I met Mascha at Los Angeles’ La Terza, which, I was delighted to find out, is one of many restaurants that serve each table with a vessel of tap they carbonate themselves. This guy was doomed. Sensing what I was up to–because, really, it’s what everyone is up to upon hearing that he’s a water sommelier–Mascha immediately tried to disarm me. He told me about his Ph.D. from the University of Vienna, where he specialized in food anthropology. And about how he was a wine collector until he found out in 2002 that he had an alcohol allergy that could stop his heart, at which point he transferred his interest to water. I felt sorry but unmoved. Just because being married means staying home and watching TV on Saturdays doesn’t mean there are good shows on Saturdays.
So when Mascha reached into his satchel and whipped out 15 bottles I’d never seen before–each to be lovingly served at cellar temperature–from his collection of 350 brands, I was amused. When I mockingly smelled a glass of Spain’s naturally carbonated Vichy Catalan, he admitted that waters have no smell and very little taste. I felt that flush of superiority that 60 Minutes reporters feel.
But then Mascha countered by explaining that about 75% of the fine-water experience is mouthfeel–basically, how many bubbles there are and how big they are. Some 20% comes from how dense the liquid is with minerals such as calcium and magnesium–which, to my shock, is listed on the side of most bottles as the TDS: total dissolved solids. The remaining 5%, Mascha claimed, comes down to pH balance: slightly alkaline waters taste sweet; acidic ones have a tinge of sourness.
As I reeled from all the technical details, Mascha further disarmed me by admitting that no one really needs a water sommelier. “A trained waitstaff can advise you. It’s not rocket science,” he said. Also, he thinks the common restaurant markup of five to eight times the cost of a bottle is horrible business. He told me that, aside from really nice dinners, he downs tap all day long. For our first course at La Terza, beef tartar, Mascha poured Vichy Catalan, arguing that the high mineral content would hold up against the beef. In general, he suggests treating high-TDS waters (above 800) like red wines and low-TDS waters like whites. He also recommends pairing water that has small bubbles with subtler dishes so that the effervescence doesn’t overpower the food.

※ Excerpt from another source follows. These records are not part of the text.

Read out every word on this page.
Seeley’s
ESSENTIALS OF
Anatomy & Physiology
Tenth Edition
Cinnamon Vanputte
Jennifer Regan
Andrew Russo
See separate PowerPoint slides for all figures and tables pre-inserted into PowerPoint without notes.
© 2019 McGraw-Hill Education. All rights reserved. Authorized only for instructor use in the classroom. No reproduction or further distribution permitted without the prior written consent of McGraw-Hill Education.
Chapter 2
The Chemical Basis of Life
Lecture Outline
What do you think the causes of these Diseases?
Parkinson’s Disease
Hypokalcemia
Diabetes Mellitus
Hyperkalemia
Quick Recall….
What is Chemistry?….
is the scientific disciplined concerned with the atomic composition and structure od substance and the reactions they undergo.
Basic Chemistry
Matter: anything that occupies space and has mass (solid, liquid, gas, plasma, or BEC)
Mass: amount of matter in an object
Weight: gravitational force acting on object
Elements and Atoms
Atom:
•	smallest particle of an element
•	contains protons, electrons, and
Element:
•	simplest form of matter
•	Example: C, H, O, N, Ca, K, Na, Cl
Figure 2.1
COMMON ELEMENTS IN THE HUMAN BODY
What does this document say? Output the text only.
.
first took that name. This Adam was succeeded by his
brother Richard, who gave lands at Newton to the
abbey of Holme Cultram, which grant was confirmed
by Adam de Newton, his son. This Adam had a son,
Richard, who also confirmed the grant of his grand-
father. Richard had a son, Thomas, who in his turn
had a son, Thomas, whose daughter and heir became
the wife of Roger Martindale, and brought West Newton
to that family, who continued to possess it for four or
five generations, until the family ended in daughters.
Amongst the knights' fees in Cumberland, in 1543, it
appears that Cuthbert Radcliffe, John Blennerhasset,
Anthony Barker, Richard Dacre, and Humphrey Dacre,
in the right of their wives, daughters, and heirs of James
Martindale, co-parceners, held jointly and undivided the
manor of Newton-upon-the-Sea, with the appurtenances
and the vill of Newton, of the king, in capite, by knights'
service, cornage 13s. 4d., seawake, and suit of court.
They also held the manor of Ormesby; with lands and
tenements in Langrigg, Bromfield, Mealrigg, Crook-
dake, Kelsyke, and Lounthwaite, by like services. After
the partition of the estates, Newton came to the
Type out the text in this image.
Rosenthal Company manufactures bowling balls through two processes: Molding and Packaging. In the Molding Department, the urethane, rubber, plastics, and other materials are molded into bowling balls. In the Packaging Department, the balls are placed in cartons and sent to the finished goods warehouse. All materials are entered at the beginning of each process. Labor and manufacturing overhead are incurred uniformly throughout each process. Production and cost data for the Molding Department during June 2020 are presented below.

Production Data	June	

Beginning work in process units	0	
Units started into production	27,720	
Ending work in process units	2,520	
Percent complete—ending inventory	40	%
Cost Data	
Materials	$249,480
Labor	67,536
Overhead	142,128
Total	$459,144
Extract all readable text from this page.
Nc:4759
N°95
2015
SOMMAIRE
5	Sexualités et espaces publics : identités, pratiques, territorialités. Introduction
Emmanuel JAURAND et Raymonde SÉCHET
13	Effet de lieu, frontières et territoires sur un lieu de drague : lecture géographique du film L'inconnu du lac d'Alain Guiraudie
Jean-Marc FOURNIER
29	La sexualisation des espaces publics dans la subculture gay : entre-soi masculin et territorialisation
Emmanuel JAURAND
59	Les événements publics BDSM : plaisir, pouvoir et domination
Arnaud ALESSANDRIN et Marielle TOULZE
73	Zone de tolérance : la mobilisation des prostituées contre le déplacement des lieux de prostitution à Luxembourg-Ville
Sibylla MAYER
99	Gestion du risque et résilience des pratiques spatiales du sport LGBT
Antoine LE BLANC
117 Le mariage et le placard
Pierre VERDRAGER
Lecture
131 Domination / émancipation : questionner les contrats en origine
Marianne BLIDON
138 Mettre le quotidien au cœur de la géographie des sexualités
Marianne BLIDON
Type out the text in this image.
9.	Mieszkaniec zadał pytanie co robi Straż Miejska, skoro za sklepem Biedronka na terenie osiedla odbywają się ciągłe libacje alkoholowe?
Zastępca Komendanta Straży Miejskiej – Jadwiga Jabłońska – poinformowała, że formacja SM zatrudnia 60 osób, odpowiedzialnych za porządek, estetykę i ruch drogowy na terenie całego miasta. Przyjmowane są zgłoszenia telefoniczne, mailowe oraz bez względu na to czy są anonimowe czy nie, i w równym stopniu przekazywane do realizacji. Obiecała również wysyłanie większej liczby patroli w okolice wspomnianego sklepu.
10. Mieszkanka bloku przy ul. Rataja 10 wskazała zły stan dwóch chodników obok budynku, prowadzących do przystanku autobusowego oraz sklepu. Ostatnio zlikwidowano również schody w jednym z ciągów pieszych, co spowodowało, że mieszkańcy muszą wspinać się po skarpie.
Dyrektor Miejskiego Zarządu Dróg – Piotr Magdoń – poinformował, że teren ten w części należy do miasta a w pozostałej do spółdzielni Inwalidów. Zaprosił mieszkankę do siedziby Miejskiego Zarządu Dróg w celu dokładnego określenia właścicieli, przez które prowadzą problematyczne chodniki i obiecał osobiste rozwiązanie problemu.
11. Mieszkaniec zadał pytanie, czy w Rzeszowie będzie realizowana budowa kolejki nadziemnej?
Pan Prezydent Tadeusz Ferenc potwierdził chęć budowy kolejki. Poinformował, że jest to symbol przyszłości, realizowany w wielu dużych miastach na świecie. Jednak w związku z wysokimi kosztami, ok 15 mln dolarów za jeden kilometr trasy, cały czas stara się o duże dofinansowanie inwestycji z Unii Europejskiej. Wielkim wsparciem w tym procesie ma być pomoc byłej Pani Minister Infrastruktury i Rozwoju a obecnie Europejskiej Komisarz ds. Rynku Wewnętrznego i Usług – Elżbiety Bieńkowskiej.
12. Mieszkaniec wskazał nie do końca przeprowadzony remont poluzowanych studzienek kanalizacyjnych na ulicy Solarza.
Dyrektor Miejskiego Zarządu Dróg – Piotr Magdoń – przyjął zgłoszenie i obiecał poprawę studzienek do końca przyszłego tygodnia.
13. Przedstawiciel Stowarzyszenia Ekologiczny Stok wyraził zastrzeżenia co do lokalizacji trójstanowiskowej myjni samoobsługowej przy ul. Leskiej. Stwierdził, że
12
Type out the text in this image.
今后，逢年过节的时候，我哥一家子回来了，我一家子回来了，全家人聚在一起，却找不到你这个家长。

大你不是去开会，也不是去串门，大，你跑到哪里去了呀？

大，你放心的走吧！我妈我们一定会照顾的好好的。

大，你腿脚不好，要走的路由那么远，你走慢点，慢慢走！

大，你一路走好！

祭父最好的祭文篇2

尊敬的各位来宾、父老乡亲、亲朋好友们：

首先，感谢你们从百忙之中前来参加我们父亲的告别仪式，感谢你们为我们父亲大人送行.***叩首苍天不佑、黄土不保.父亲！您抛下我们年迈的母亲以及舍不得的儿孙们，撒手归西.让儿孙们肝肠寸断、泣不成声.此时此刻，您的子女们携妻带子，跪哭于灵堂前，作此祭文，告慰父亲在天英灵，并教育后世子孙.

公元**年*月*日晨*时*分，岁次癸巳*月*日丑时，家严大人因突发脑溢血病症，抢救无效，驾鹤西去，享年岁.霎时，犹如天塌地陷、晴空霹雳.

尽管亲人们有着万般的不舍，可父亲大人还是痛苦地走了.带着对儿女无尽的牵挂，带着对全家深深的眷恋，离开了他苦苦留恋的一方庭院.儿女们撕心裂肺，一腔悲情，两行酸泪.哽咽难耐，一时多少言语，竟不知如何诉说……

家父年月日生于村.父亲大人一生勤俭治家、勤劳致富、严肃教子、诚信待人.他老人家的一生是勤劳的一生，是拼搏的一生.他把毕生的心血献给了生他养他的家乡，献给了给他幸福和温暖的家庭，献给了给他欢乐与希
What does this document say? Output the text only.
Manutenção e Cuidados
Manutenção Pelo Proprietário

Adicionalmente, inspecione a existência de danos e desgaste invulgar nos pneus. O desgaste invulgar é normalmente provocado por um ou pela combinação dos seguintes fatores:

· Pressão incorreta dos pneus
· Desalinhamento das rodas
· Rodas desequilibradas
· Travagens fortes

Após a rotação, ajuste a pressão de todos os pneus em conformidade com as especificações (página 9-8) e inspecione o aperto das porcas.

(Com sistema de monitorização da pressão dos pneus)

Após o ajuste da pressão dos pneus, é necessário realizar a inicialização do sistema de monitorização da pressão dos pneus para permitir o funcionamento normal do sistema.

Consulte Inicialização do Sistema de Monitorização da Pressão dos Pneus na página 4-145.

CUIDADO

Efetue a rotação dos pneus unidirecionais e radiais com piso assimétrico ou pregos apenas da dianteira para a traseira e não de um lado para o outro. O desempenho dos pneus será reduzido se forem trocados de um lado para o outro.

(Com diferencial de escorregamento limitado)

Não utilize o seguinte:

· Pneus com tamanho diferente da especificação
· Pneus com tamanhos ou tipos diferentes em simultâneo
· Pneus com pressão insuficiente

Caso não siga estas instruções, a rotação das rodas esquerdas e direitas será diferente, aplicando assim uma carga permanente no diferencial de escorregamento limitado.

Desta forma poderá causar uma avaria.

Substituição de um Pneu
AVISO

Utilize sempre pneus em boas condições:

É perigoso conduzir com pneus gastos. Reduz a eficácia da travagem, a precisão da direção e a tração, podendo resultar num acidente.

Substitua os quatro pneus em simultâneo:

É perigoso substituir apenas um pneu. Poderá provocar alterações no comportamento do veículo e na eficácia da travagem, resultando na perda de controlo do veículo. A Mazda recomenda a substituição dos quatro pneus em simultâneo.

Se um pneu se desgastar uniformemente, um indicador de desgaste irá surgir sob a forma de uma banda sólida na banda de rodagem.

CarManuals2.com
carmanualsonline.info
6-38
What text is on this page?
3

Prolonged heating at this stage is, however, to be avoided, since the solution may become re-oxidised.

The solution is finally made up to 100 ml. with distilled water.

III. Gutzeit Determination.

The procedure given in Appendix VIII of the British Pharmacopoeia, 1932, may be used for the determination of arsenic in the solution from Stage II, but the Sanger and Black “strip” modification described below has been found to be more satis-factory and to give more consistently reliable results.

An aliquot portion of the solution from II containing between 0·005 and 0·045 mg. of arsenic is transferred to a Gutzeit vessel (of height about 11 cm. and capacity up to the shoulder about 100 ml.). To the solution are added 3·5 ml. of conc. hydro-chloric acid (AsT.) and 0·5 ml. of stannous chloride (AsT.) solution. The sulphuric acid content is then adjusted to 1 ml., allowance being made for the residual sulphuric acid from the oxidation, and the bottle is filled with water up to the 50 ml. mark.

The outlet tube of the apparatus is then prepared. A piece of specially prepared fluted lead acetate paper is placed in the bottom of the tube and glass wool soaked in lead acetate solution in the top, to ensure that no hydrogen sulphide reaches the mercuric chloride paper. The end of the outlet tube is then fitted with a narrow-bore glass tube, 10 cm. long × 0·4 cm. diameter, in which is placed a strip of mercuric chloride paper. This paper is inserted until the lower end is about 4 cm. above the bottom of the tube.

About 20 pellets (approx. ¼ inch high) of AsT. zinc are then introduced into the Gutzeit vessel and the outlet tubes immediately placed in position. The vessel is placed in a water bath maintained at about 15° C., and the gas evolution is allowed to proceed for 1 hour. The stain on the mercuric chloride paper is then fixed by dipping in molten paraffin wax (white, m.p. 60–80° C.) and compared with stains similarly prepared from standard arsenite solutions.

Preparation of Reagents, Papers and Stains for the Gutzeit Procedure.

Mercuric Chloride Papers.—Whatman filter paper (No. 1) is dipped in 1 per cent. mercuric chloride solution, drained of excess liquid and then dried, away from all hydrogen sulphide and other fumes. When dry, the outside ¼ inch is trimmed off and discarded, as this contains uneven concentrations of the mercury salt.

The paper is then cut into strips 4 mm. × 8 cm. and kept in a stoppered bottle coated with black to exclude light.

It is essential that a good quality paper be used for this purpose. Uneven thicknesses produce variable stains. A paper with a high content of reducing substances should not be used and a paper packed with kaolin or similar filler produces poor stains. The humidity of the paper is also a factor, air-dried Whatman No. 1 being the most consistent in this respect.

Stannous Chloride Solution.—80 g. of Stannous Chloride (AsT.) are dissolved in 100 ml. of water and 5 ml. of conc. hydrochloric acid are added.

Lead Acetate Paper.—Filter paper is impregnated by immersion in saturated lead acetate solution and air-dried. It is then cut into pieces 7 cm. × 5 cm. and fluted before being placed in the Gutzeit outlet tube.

The weird thing is the Vichy Catalan did taste good–and, more impressive, it tasted like something. It had a silvery aftertaste and felt a little thick without obvious carbonation. As I got excited about the water I had come to humiliate, I realized for the first time which side I would have gone with in Vichy France.
With our salad of burrata with heirloom tomatoes, Mascha poured Antipodes, a nearly mineral-free, lightly carbonated water from New Zealand, which, because of its neutral pH, tasted pleasantly sweet against the soft cheese. With my tagliatelle with ragout, I drank a medium-carbonated, high-calcium Italian water. We also had one water that flowed through volcanic rock (Hawaiian Springs), two from melted glaciers (Hawaii’s Kona Deep and Canada’s unpleasantly sour 10 Thousand BC) and water freshly bottled from Tasmanian rain (Tasmanian Rain). To my surprise, the waters did taste different. Or felt different. Buying an occasional bottle of water no longer seemed insane. “If you’re sitting down with nice food, why not spend $3 on a nice bottle of water? I’m not suggesting you shower in the stuff,” Mascha said. As we were leaving, Mascha looked like a man vindicated. He didn’t even stop in the bathroom. The guy can hold his water.